Melancholy is not always already political, yet the proliferation of the word in literature both academic and popular must be considered a sign of the times. Except in maudlin oldies like My Melancholy Baby the word does not trip lightly off the local tongue. The conception of a collective condition exceeding merely personal distress rubs against the native grain, though pharmacology and marketing have made resistance to the organic issues involved seem pointless.
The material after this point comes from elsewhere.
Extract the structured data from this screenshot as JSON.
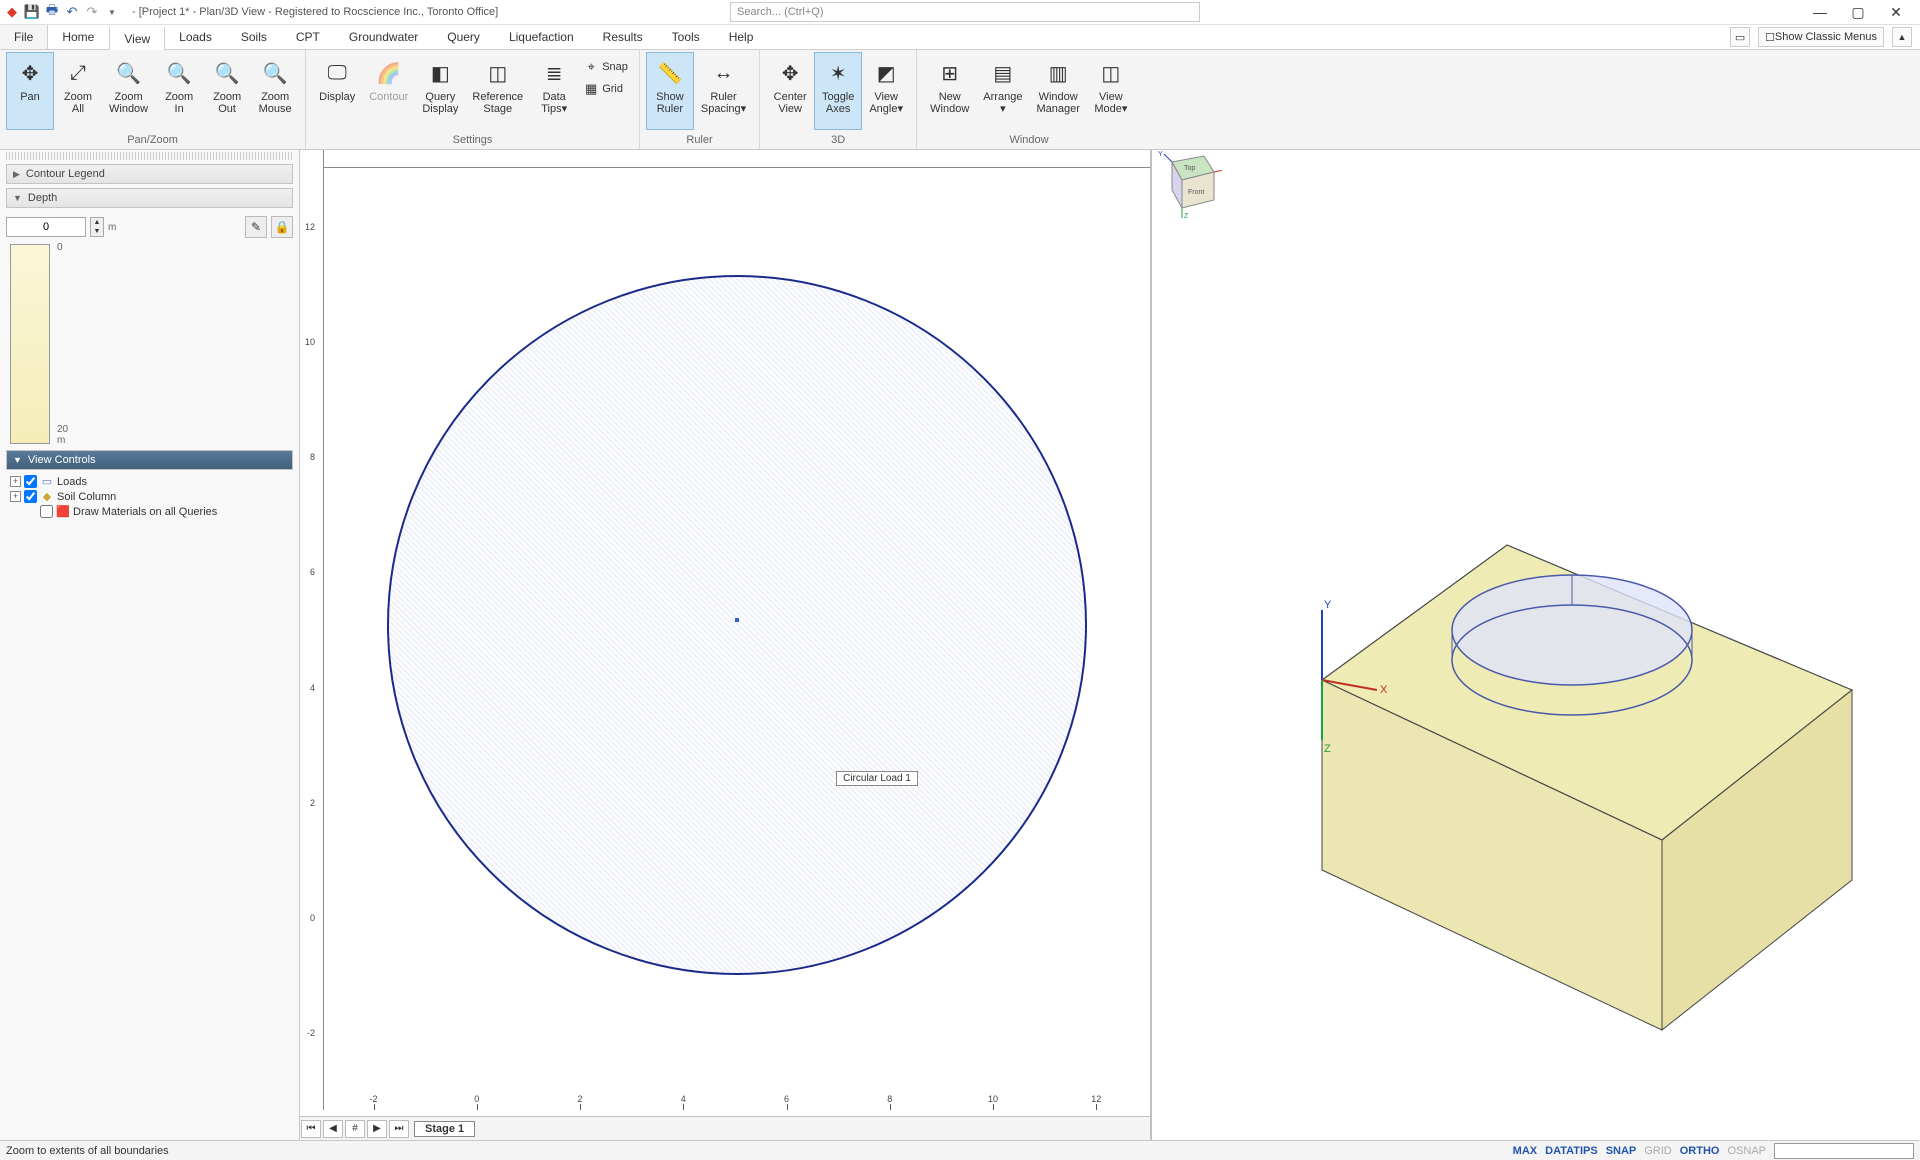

The medicalization of depressive illness is established clinical practice, whatever its critics may say. For Horwitz and Wakefield, academic skeptics writing against the psychiatric institution, dysfunctional society is the real issue; individual reactions to it are local symptoms of general malaise. Such an objection can sound like a re-run of R. D. Laing’s challenge to the ethical status of psychiatric intervention, a sort of Politics of Experience for professional social constructionists. Recent commentary suggests that the conversation has moved on, beyond any social theory that would insist on the primacy of the broken organic whole, into the plight of the individual subject living out the consequences of the crisis of modernity. »We are right at this moment annihilating melancholia,« observes a critic of the happiness industry, ruefully (Wilson 4). There is something millennial in the war on affective disorders long recognized under the name of melancholia. These have always been the province of the arts, and they are linked in the popular imagination to the modern artist’s vocation. The suffering artist is the acceptable face of »this dreadful malady,« as the 1804 translation of Johann Georg Zimmermann’s medico-moral treatment, Űber die Einsamkeit, characterized the ailment we dare not recognize as such. The popular caricature of artistic abjection keeps the thing at a decent distance from our normal, happy faces.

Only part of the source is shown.